Bond yields went on another roller-coaster again – ending the week down 0.04% at 0.82% after closing at 0.77% on Wednesday. Volatility also eased with the MOVE index falling by a third to 40. Currency movements are adding to the mix, with speculators starting to unwind their short positions on the dollar in favour of gold/silver and cryptocurrencies.
Volatility is likely to continue in the short-term, as the markets wants to believe that Biden will succeed in reviving inflation. Given our focus on America’s ageing population, we continue to see deflation as the more likely outcome over the next 4 years.

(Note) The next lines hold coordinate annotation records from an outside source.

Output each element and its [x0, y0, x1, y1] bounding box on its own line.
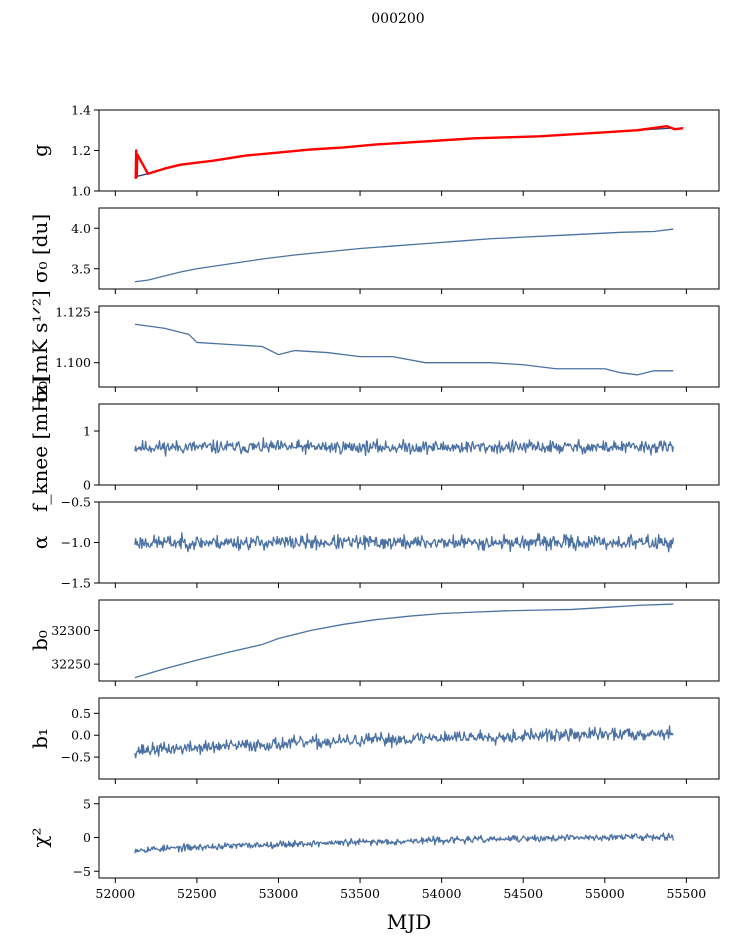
axes-frame	[98, 599, 720, 682]
y-axis-label: χ²	[28, 827, 52, 847]
series-line	[134, 125, 684, 179]
axes-frame	[98, 697, 720, 780]
y-tick-label: −0.5	[61, 750, 91, 765]
y-tick-label: 3.5	[71, 261, 91, 276]
y-axis-label: σ₀[mK s¹ᐟ²]	[28, 290, 52, 402]
panel-8: −5 0 5 52000 52500 53000 53500 54000 54500 55000 5…	[28, 796, 720, 901]
x-tick-label: 52000	[95, 886, 135, 901]
y-tick-label: −1.5	[61, 576, 91, 591]
axes-frame	[98, 109, 720, 192]
series-line	[134, 603, 674, 679]
figure-title: 000200	[371, 11, 424, 27]
y-axis-label: f_knee [mHz]	[28, 377, 52, 512]
y-tick-label: 32250	[51, 657, 91, 672]
axes-frame	[98, 207, 720, 290]
x-tick-label: 52500	[177, 886, 217, 901]
y-tick-label: 0	[83, 478, 91, 493]
x-axis-label: MJD	[387, 910, 432, 934]
axes-frame	[98, 403, 720, 486]
y-tick-label: 1.4	[71, 103, 91, 118]
y-tick-label: 0	[83, 830, 91, 845]
series-line	[134, 532, 674, 553]
y-axis-label: σ₀ [du]	[28, 214, 52, 283]
x-tick-label: 53000	[259, 886, 299, 901]
panel-2: 3.5 4.0 σ₀ [du]	[28, 207, 720, 294]
axes-frame	[98, 305, 720, 388]
y-tick-label: 1.100	[55, 355, 91, 370]
series-line	[134, 228, 674, 283]
panel-1: 1.0 1.2 1.4 g	[28, 103, 720, 199]
y-axis-label: b₀	[28, 630, 52, 651]
y-tick-label: 0.0	[71, 728, 91, 743]
y-tick-label: 4.0	[71, 221, 91, 236]
x-tick-label: 53500	[340, 886, 380, 901]
x-tick-label: 55500	[666, 886, 706, 901]
x-tick-label: 55000	[585, 886, 625, 901]
y-tick-label: 1.2	[71, 143, 91, 158]
y-tick-label: −0.5	[61, 495, 91, 510]
panel-4: 0 1 f_knee [mHz]	[28, 377, 720, 512]
panel-7: −0.5 0.0 0.5 b₁	[28, 697, 720, 784]
series-line	[134, 437, 674, 457]
y-axis-label: g	[28, 144, 52, 157]
panel-5: −1.5 −1.0 −0.5 α	[28, 495, 720, 591]
y-tick-label: −1.0	[61, 535, 91, 550]
y-axis-label: α	[28, 536, 52, 550]
series-line	[134, 323, 674, 376]
series-line	[134, 725, 674, 759]
y-tick-label: −5	[73, 864, 91, 879]
y-tick-label: 0.5	[71, 706, 91, 721]
y-tick-label: 1	[83, 424, 91, 439]
axes-frame	[98, 796, 720, 879]
y-axis-label: b₁	[28, 728, 52, 749]
y-tick-label: 32300	[51, 623, 91, 638]
y-tick-label: 1.125	[55, 305, 91, 320]
x-tick-label: 54500	[503, 886, 543, 901]
x-tick-label: 54000	[422, 886, 462, 901]
y-tick-label: 5	[83, 796, 91, 811]
series-line	[134, 127, 671, 178]
y-tick-label: 1.0	[71, 184, 91, 199]
series-line	[134, 832, 674, 854]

And in the meantime, the Fed will no doubt continue to put downward pressure on interest rates, particularly longer-term 10 year – 30 year bonds.
WATCH FOR: Rising bond volatility as we approach the key Senate run-off in Georgia
China refocuses on tech and domestic consumption
Technology will now be at the core of China’s new Five Year Plan for 2021-25, after the recent top-level 5th Plenum meeting confirmed 3 key priorities:
- Technology: Achieve technological self-sufficiency from the USA, and build robotics capability to compensate for the lack of young people
- Green Recovery: Reduce pollution in production and transport, and build out 5G nationwide to enable “smart cities”
- Support domestic consumption via the “Dual Circulation” concept, and aim to double online purchasing
China currently trains nearly 10x the number of STEM graduates/year as the US. So it has the necessary “firepower” to achieve these ambitious goals, and become the world’s leading technology power.
WATCH FOR: A continuing hit to Apple and other US tech sales in China.